Depois do desenlace, as armas por fim se calam. E isso que seu ruído chegou a ser ensurdecedor, num choque de colossais interesses ideológicos e econômicos. Entre as vítimas, além do rigor e das nuances, estava a própria transmissão por streaming do Parlamento europeu: caiu justamente no momento em que o resultado seria anunciado. Durante meses, artistas, políticos, ativistas, gravadoras, acadêmicos, o Google e até a ONU lançaram profecias, relatórios, manifestos, ameaças e mentiras para condicionar o voto. Uns insistem em que a reforma busca proteger criadores e jornalistas e lhes garantir uma remuneração justa perante empresas que ganham milhões de usuários e de euros graças às suas obras. Outros gritam que a nova regra criará uma rede menos democrática. "Teremos uma Internet censurada, da idade do Neolítico", alerta Simona Levi, do coletivo Xnet, que qualifica como "dia negro" a jornada desta terça.

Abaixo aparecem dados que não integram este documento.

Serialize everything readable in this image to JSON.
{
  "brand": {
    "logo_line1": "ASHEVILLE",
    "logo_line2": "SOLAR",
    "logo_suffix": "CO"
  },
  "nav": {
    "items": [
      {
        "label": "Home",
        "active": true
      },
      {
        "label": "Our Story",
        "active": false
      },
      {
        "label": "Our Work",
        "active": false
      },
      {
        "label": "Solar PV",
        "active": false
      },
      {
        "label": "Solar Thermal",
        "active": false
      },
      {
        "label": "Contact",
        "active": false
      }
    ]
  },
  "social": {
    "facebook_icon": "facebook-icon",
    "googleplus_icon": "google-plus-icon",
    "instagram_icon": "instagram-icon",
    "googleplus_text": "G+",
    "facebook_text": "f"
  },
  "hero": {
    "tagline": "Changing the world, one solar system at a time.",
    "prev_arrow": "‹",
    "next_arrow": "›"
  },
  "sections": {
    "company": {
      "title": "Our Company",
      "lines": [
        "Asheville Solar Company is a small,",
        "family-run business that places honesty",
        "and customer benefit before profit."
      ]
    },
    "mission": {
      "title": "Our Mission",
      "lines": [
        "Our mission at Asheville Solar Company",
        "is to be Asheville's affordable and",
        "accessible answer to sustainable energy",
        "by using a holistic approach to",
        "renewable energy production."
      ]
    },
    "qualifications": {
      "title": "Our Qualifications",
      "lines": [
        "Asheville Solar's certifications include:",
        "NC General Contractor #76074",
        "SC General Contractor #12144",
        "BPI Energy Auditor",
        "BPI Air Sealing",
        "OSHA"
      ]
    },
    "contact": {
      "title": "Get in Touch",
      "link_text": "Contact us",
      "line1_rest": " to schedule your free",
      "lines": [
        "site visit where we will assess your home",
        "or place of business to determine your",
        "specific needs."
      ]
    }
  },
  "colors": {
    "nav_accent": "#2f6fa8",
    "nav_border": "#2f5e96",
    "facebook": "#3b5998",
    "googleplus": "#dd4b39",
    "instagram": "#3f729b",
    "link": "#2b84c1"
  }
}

No mínimo a UE tem agora uma regra mais moderna, pois até agora vigorava um texto de 2001. O resto, por outro lado, é território incerto. A letra do artigo 17 insiste que os portais dedicados a armazenar, organizar e difundir conteúdos de usuários com fins comerciais (o YouTube, por exemplo) devem contar com uma licença prévia dos criadores dessas obras. E o artigo 15 confere aos editores de imprensa o direito de conceder ou não seu aval a sites com fins lucrativos para que compartilhem "fragmentos significativos" de suas publicações. Os legisladores pretendem assim atender às queixa dos autores, indignados com o fato de suas obras chegarem a mais espectadores e leitores do que nunca, mas com os lucros sendo desviados para outros bolsos. As interpretações, entretanto, diferem enormemente.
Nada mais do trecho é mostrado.